La polizia a Lido Tre Archi (foto Zeppilli)
La polizia a Lido Tre Archi (foto Zeppilli)

Fermo, 4 settembre 2021 - Aveva pestato la turista torinese che aveva avuto il coraggio di fotografarlo mentre spacciava e di denunciarlo pubblicamente in un’assemblea dibattito organizzata dal Comitato residenti Tre Archi per discutere dei problemi del quartiere. Al secondo tentativo la polizia di Fermo lo ha catturato, espulso e condotto in un centro per il rimpatrio, da dove farà ritorno nel suo Paese natio. Nella rete degli uomini della questura è finito un pluripregiudicato marocchino di 33 anni che è stato arrestato ieri a Porto Sant’Elpidio e sorpreso con addosso un coltello e un cacciavite. Nel suo lungo curriculum criminale, costellato di furti e traffici di droga commessi in Piemonte, in Emilia Romagna, e nelle Marche, con particolare accanimento nei comuni della costa marchigiana e romagnola, ci sono numerosi reat i predatori, furti in abitazione, furti su auto, furti con destrezza talvolta degenerati in rapina per la resistenza della vittima.
 

Pagine di ‘precedenti’, decine i reati predatori e spaccio di droga per il 33enne marocchino, clandestino in Italia e già colpito da ben quattro decreti di espulsione sia nel nord Italia che nella nostra regione, ai quali non aveva ottemperato continuando pervicacemente a delinquere fino a ieri. L’ultimo atto della sua lunga carriera criminale in Italia gli però costato caro: lo scorso 24 agosto aveva gravemente minacciato la turista e quindi l’aveva colpita con un pugno facendola finire in ospedale.

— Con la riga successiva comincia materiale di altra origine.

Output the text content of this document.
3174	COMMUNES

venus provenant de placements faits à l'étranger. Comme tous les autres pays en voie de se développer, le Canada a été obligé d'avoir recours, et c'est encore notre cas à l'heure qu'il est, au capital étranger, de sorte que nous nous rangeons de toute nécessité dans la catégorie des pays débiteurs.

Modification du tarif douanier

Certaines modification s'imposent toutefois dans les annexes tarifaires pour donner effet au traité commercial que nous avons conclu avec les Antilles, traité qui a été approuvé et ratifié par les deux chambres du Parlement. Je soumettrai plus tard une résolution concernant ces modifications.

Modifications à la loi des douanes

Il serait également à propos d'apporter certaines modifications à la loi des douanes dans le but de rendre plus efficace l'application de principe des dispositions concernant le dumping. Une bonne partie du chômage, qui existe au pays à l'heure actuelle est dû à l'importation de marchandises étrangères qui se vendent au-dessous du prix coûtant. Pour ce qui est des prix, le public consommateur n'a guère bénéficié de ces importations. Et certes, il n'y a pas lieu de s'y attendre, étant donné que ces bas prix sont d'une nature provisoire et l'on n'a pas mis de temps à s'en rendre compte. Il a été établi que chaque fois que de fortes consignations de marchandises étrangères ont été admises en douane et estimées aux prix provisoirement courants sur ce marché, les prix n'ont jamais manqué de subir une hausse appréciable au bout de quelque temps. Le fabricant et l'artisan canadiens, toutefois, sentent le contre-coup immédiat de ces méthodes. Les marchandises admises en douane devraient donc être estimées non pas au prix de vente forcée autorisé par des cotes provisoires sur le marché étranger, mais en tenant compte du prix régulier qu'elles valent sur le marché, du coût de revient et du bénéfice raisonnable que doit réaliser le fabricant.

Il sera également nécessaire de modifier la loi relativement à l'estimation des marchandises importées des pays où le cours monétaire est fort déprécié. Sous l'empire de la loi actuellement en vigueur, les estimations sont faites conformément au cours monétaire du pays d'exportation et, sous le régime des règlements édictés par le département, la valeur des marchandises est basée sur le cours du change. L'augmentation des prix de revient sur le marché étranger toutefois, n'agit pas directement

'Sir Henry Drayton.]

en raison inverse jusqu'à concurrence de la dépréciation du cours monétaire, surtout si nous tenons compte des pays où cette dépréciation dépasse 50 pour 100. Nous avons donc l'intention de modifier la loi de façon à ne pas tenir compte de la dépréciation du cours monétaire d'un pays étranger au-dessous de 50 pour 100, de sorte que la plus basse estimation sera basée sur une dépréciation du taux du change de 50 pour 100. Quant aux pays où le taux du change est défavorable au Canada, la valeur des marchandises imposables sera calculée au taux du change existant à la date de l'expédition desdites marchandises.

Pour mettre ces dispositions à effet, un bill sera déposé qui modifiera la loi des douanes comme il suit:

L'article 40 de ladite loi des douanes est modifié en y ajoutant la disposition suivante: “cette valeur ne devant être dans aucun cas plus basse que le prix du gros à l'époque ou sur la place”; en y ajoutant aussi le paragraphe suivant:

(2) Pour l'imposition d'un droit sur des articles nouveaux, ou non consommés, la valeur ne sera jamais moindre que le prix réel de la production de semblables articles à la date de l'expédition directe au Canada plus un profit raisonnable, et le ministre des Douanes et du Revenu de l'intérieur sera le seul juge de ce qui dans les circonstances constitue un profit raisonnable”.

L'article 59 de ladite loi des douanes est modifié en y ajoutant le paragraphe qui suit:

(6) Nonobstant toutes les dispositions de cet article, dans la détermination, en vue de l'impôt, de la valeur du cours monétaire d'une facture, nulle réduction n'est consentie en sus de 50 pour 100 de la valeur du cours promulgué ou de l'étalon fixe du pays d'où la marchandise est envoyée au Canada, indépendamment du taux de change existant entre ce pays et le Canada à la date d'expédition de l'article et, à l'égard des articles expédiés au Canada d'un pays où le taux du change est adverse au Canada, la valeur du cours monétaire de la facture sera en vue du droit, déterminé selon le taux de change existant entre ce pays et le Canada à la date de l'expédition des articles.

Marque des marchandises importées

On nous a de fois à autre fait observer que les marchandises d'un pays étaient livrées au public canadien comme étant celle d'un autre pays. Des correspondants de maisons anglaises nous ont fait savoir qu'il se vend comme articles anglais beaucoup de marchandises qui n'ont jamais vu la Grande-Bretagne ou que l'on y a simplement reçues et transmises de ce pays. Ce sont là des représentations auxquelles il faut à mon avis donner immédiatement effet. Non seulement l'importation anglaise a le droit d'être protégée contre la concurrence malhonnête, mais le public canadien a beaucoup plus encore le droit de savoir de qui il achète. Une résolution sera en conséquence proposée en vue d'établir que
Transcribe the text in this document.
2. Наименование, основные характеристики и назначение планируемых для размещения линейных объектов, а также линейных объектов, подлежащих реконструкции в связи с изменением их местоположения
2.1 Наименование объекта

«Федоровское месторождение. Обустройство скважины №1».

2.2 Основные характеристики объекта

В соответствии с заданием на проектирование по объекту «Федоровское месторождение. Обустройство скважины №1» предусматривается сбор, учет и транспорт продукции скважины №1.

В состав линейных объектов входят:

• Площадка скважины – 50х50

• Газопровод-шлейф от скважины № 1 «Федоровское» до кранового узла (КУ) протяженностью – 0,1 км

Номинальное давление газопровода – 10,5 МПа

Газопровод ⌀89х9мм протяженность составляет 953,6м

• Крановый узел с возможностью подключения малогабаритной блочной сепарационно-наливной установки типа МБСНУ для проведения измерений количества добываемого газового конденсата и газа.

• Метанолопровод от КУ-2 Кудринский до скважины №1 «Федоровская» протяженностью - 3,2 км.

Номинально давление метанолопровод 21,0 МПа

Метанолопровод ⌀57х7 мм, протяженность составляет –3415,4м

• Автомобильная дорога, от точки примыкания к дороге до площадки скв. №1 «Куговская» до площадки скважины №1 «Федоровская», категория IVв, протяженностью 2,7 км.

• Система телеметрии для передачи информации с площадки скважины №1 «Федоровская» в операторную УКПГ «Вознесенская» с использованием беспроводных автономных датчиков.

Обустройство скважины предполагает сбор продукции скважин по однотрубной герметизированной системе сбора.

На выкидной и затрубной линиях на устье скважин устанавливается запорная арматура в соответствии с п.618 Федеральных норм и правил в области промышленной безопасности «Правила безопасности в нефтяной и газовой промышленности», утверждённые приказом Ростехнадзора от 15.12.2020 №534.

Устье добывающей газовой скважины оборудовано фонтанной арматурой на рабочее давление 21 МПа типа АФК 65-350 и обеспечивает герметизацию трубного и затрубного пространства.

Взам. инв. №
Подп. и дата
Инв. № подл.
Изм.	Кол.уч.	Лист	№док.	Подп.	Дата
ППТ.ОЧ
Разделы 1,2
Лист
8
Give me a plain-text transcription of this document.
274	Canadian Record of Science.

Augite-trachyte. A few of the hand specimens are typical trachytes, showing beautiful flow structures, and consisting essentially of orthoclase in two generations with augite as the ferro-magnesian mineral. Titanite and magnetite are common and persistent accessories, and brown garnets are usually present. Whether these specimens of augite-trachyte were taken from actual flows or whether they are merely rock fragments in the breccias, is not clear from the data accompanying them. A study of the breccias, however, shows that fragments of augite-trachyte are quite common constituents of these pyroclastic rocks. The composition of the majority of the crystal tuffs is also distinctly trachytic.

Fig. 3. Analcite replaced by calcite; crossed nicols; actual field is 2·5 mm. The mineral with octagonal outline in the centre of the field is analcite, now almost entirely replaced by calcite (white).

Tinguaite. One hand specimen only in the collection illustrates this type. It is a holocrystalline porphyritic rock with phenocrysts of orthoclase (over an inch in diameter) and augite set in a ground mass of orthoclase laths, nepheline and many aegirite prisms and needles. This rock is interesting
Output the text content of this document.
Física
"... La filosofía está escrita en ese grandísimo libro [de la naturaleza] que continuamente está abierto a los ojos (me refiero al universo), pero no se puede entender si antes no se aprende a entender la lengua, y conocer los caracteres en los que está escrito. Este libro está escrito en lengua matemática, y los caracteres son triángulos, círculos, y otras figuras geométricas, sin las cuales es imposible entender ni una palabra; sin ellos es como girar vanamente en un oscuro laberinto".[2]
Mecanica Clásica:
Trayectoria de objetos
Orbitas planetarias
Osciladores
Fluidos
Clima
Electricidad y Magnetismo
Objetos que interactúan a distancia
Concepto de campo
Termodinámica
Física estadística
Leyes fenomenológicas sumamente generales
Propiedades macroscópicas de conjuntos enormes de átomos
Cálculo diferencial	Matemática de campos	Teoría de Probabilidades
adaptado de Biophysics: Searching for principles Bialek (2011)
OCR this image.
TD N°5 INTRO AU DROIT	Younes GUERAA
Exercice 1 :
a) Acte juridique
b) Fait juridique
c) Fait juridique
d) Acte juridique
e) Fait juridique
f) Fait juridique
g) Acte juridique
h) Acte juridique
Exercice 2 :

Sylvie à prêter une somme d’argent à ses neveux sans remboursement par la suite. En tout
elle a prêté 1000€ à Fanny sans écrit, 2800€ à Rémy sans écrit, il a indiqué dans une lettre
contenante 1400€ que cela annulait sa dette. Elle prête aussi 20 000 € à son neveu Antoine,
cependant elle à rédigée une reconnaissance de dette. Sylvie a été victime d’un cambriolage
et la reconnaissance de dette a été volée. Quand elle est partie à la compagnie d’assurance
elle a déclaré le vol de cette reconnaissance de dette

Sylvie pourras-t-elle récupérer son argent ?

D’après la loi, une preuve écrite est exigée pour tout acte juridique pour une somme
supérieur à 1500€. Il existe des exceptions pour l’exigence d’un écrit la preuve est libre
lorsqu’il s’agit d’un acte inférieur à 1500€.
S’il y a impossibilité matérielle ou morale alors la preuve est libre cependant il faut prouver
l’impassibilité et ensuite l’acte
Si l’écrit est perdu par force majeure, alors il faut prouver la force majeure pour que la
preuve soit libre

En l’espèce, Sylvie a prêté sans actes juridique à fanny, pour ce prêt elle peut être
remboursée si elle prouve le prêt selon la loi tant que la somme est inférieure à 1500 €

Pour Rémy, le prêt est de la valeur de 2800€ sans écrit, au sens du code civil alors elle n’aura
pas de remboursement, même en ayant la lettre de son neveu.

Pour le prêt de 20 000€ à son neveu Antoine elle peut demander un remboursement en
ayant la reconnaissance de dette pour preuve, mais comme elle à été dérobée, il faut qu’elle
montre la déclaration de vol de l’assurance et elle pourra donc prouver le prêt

Nel pomeriggio, rintracciato in brevissimo tempo dai poliziotti, si era consumata la sua ennesima fuga, agevolata prima da un nordafricano sottoposto alla sorveglianza speciale e poi dall’aggressione agli agenti in servizio con lo spray al peperoncino e dal lancio di bottiglie da parte di un gruppo di connazionali, tre dei quali arrestati in flagranza. Dopo il suo peregrinare sul territorio nazionale il 33enne si era stabilito da qualche mese a Lido Tre Archi, contando sul supporto di alcuni connazionali che lo utilizzavano come manodopera per i loro interessi illeciti e che gli fornivano protezione, come avvenuto in quel 24 agosto. Ma la fuga guadagnata nei momenti di tensione di quel martedì pomeriggio è durata poco.
 

La polizia, nel pomeriggio di ieri, ha individuato il nordafricano a Porto sant’Elpidio mentre stava rovistando all’interno di uno zainetto vicino alle auto in sosta. I poliziotti hanno proceduto alla sua identificazione, alla perquisizione personale - che ha portato al rinvenimento e sequestro di un cacciavite e di un coltello a scatto utilizzati per forzare porte di abitazioni e portiere di veicoli ma potenzialmente anche per minacciare le sue vittime - lo hanno accompagnato in questura e messo a disposizione dell’Ufficio immigrazione per il rimpatrio.